Study Suggests Depressed People Have Trouble Enjoying Positive Experiences

March 23, 2009 07:30 AM
by Liz Colville
An Ohio State University study used a computer game to examine how depressed people think about negative and positive experiences.

“A Failure to Appreciate Positive Experiences”

A team of psychology professors and graduate students at Ohio State University used a computer game called “BeanFest” that “offers a unique and powerful way to measure how people learn new attitudes,” according to study coauthor Daniel Strunk, an assistant professor at Ohio State, quoted in an Ohio State press release.

The team examined 34 college students considered either clinically depressed or not depressed at the time of the study. The depressed students were classified as suffering from mild, moderate or severe depression. In the game, the object was to gain points by selecting beans that were physically classified as “good” and “bad,” with the good beans gaining the player points, if selected, and the bad beans losing them points.

In a test phase, subjects were asked to recall the beans they had seen. “Non-depressed students identified the good beans better than the depressed students, who failed to identify good beans better than chance,” ScienceDaily writes.

Narrowing in on how depressed people deal with positive experiences, Strunk said, “The depressed people showed a bias against learning positive information although they had no trouble learning the negative.” While the authors say more research needs to be done, they contend the findings can help patients with depression. For instance, therapists can help patients place more emphasis on positive new experiences.

Background: Recent studies of depression and the “optimism bias”

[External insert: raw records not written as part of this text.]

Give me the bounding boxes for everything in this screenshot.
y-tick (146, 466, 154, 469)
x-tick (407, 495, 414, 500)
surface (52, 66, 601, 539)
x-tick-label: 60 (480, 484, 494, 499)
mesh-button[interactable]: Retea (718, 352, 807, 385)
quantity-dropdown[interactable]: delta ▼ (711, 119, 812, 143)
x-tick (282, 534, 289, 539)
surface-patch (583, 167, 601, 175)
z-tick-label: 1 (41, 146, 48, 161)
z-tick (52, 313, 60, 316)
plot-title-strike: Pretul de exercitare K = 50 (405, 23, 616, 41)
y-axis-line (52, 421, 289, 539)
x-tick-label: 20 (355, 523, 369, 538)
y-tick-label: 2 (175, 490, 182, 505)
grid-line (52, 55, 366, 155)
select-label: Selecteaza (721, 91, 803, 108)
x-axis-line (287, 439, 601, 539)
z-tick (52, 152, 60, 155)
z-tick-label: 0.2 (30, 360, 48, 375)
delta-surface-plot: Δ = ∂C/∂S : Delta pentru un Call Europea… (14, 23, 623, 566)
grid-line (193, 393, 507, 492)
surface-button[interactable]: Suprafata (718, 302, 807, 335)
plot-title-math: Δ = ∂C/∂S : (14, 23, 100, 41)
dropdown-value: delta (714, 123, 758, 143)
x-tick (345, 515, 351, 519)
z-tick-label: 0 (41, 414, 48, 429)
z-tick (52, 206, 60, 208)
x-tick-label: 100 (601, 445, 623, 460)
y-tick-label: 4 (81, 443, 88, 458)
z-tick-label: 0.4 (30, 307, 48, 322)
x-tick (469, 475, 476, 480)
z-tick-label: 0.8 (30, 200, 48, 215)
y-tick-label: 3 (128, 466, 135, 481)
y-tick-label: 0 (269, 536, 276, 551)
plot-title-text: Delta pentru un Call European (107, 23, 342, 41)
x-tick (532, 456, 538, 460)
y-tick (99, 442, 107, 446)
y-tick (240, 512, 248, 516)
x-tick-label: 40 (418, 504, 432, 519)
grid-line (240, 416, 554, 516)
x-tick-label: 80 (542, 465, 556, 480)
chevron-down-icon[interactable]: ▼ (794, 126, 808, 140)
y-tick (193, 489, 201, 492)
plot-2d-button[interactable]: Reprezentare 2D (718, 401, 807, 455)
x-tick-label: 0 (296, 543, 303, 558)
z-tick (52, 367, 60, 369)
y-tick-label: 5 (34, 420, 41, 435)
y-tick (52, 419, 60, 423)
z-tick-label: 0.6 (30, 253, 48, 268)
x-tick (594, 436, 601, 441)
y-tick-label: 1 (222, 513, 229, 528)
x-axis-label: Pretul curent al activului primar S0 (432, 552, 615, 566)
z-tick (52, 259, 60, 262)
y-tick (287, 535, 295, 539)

A 2007 study at New York University suggested a neurological link between the optimistic viewpoint that humans tend to have about the future and the pessimistic viewpoint that depressed people experience. Using functional magnetic resonance imaging (fMRI), researchers found evidence suggesting that humans’ “optimism bias” “may be rooted in the same brain circuitry as depression,” according to the National Institute of Mental Health, which funded the study.

Referencing a 2004 study on the connection between an overactive brain circuit and depression, the NYU study proposed that the part of the brain known as the rostral anterior cingulate cortex “weighs emotional, motivational and autobiographical information with an eye for the positive” and that when the brain is deprived of serotonin, there is “loss of focus on the positive” by subjects and fMRI scans show less activity in this area of the brain.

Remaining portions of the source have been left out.